La crisis se ha ido agudizando con el pasar de los los años generando el cansancio y frustración, precisamente porque no se ven cambios que se prometieron en favor de los más necesitados. Hemos sido testigos que a un gobierno le sucede otro, con las promesas de cambio más audaces del anterior y no sucede nada. Esta Plaza es testigo de los pedidos de la Región en los discursos de las Señoras de Tacna a la máxima autoridad de la Nación que nos visitan cada año, como también a las autoridades regionales y municipales. Las cuentas del rosario de pedidos todos las conocemos: que se termine el hospital Hipólito Unanue, el drama de la falta de agua, la carretera Colpa la Paz, la ampliación de la carretera Boca del Río y estoy seguro que si me callara en este momento ustedes completarían las cuentas de este rosario que no termina. Y lo más triste que no sólo es Tacna, son las regiones del territorio patrio que experimentan la misma decepción, ya que las autoridades que rigen el país y las regiones están corriendo el riesgo de vivir a espaldas de las necesidades concretas y básicas, a espaldas de la pobreza y de dolor de muchísimos peruanos. Se hace urgente escuchar el clamor del pueblo. Deseo con toda el alma que hoy en esta Plaza de la Mujer Tacneña nazca el compromiso firme y decidido de escuchar y hacer realidad el clamor de los peruanos y peruanas, si no queremos seguir llorando la muerte de hermanos nuestros fallecidos en las manifestaciones de protesta.
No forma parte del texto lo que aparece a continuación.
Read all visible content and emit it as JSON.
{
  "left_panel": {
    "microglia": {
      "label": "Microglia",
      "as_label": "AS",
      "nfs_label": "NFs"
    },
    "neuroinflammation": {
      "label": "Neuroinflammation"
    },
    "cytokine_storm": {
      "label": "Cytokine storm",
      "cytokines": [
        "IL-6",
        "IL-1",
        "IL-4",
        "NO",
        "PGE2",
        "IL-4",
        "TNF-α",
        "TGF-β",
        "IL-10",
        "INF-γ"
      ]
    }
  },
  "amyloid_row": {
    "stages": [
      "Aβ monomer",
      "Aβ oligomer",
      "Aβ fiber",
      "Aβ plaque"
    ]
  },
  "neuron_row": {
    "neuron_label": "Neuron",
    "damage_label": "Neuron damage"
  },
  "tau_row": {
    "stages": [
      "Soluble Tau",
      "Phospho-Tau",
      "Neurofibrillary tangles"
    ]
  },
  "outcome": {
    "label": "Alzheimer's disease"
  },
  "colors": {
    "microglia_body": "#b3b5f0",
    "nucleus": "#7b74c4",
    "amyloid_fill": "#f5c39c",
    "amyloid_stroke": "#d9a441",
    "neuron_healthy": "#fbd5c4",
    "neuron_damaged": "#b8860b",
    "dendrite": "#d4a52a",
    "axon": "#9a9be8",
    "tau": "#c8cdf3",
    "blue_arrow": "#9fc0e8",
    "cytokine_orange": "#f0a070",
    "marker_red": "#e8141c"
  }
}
Ciertamente, sabemos bien que los cambios no son automáticos ni se dan de un día para otro y que no es fácil emprender procesos de cambios y de transformación; ni siquiera en tiempos de serenidad; pero es necesario y urgente dar muestras claras y transparentes de rectas y efectivas intenciones, porque así lo exige el bien común, el bien de todos los ciudadanos. Ahora que nos encontramos camino al centenario de la Reincorporación de Tacna, renovemos nuestro compromiso con Tacna y con el Perú, teniendo como referente a los héroes de la reinserción a la patria. No sigamos cometiendo los mismos errores de desunión, desconfianza y desequilibrio de poderes pues, es necesario que estos poderes del Estado sirvan con eficacia y transparencia, de lo contrario, pagarán los más pobres por la inoperancia de sus autoridades. Es necesario recordar que no sólo existen los pecados de comisión, sino también los pecados de omisión; y como decía Santa Teresa de Jesús: “El infierno está lleno de buenas intenciones”. No basta con tener buenas intenciones, no es suficiente con decir: “Yo soy bueno” sino que hay que demostrarlo.

Salgamos de la crisis que nos afecta como comunidad que quiere tener un solo plan: el Proyecto Perú. Y a ello estamos obligados todas las instituciones y todos los peruanos y peruanas. Nadie debe sentarse en las “graderías de las críticas que no construyen, sino que destruyen. Cada uno de nosotros estamos llamados a poner nuestra generosa contribución que es específica e irreemplazable. Las autoridades tienen una valiosa oportunidad que no la pueden dejar pasar y es la de dar gestos concretos de que hay seriedad y sinceridad en el manejo del Estado, pues el bien común constituye la razón de ser de los poderes públicos. Los jóvenes, especialmente, necesitan modelos que les impulsen a contribuir al progreso del país, comprometidos por el bien de todos y esos modelos se forjan con la probidad y honestidad de los mayores. Por ello, cada 28 de agosto debería ser para todos como un examen de conciencia, un examen de “peruanidad” y así forjar una patria libre, unida, desterrando toda intención egoísta y mezquina, de camarilla, por desgracia, hoy tan extendido.

Al término de mi reflexión traigo a colación el texto de San Pablo a los Efesios que dice: “Tomen todos la armadura de Dios, para que puedan resistir en el día malo y mantenerse firmes en sus posiciones (…) ceñida la cintura con la verdad, revestidos con la coraza de la justicia y calzados los pies con la urgencia de anunciar el Evangelio de la paz” (Ef. 6, 13-16)  Invoco la protección de los hombres y mujeres que lucharon por retornar al Perú, a esa “Patria invisible” que la veían con los ojos de la fe y de la esperanza. No perdamos nunca el norte de nuestros buenos deseos en favor del progreso de un Perú unido y libre

Que nuestro Señor de Locumba y Santa María Señora del Santo Rosario nos sigan acompañando y protegiendo. Muchas Gracias.